Tertenia-S. Maria Navarrese25 giugno 2026 alle 00:12
Due paesi di mare sguarniti. L’Asl Ogliastra non può attivare la guardia medica turistica, a Tertenia come a Santa Maria Navarrese. Questo perché i bandi Ares per il reclutamento dei camici bianchi da adibire al servizio di guardia medica turistica sono andati deserti. L’Azienda sanitaria locale, attraverso l’iniziativa “E…state in salute” ha aperto una procedura d’urgenza (scadenza domani) per coprire almeno gli ambulatori di Tortolì e Bari Sardo. E non è detto che qualcuno si faccia avanti: l’offerta è di 60 euro l’ora.
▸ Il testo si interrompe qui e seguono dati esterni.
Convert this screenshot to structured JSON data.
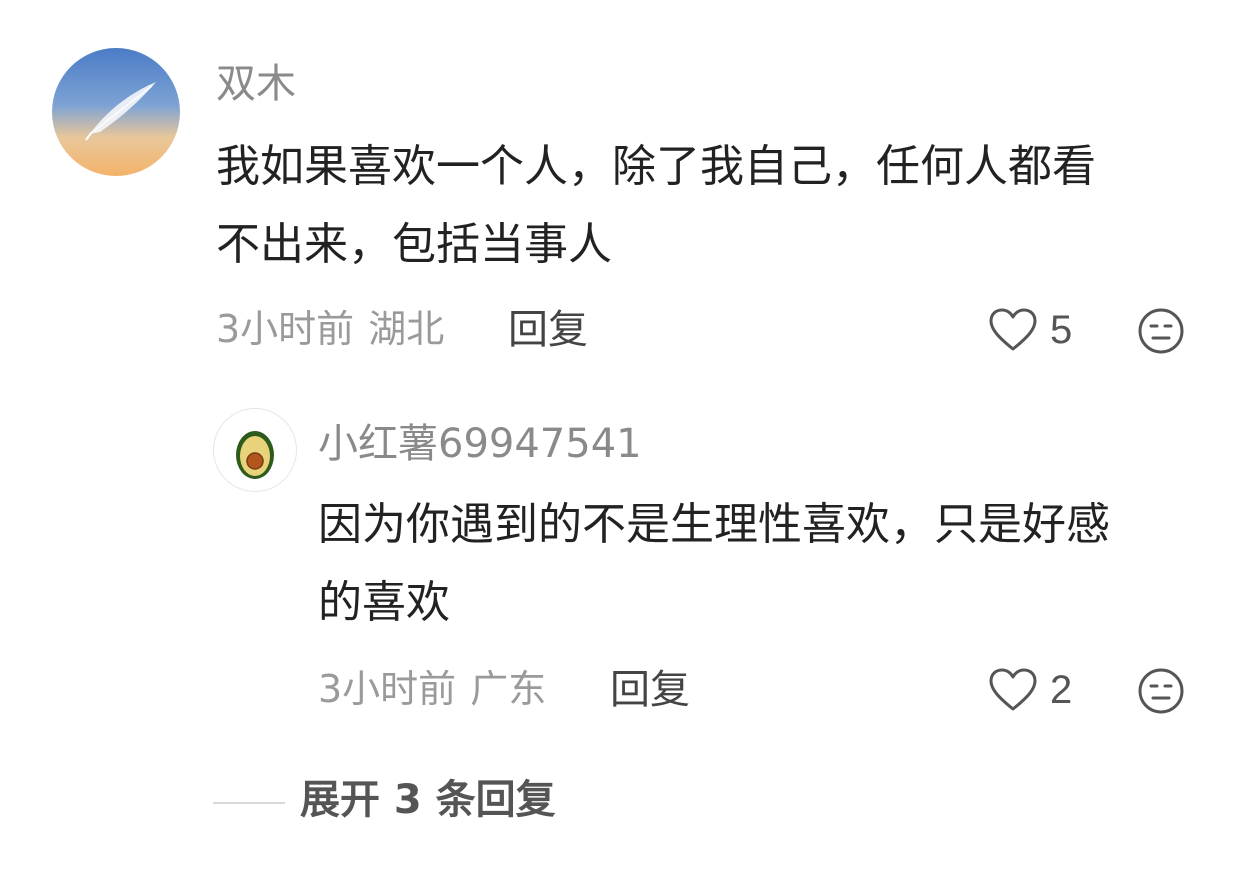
{
  "comment": {
    "username": "双木",
    "text_line1": "我如果喜欢一个人，除了我自己，任何人都看",
    "text_line2": "不出来，包括当事人",
    "time": "3小时前",
    "location": "湖北",
    "reply_label": "回复",
    "likes": "5",
    "avatar_icon": "feather-avatar"
  },
  "reply": {
    "username": "小红薯69947541",
    "text_line1": "因为你遇到的不是生理性喜欢，只是好感",
    "text_line2": "的喜欢",
    "time": "3小时前",
    "location": "广东",
    "reply_label": "回复",
    "likes": "2",
    "avatar_icon": "avocado-avatar"
  },
  "expand_replies_label": "展开 3 条回复",
  "colors": {
    "username": "#8a8a8a",
    "text": "#222222",
    "meta": "#9a9a9a",
    "reply": "#444444"
  }
}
«Ci dicano come vogliono risolvere un’emergenza che si ripete da quattro anni», dice Giulio Murgia. «La Regione vuol fare turismo di un certo livello ma non è in grado di garantire un servizio essenziale come quello della guardia medica turistica». Ci sarebbe anche la questione dei fondi da reperire per pagare un medico dalla casse comunali. Murgia saprebbe già come creare il tesoretto: «Se ci dessero la possibilità di pagare noi il medico aumenterei di 50 centesimi i parcheggi, pur di assicurare un servizio utile alla comunità. A luglio e ad agosto a Sarrala le presenze giornaliere vanno oltre le 10mila e non avere un’assistenza sanitaria è assurdo. Siamo costretti a chiamare il 118 e correre al Pronto soccorso, con il rischio di intasarlo anche per la puntura di una vespa. Ribadisco: se un medico ci dà la disponibilità a coprire dei turni gli offriamo le vacanze gratis a Sarrala».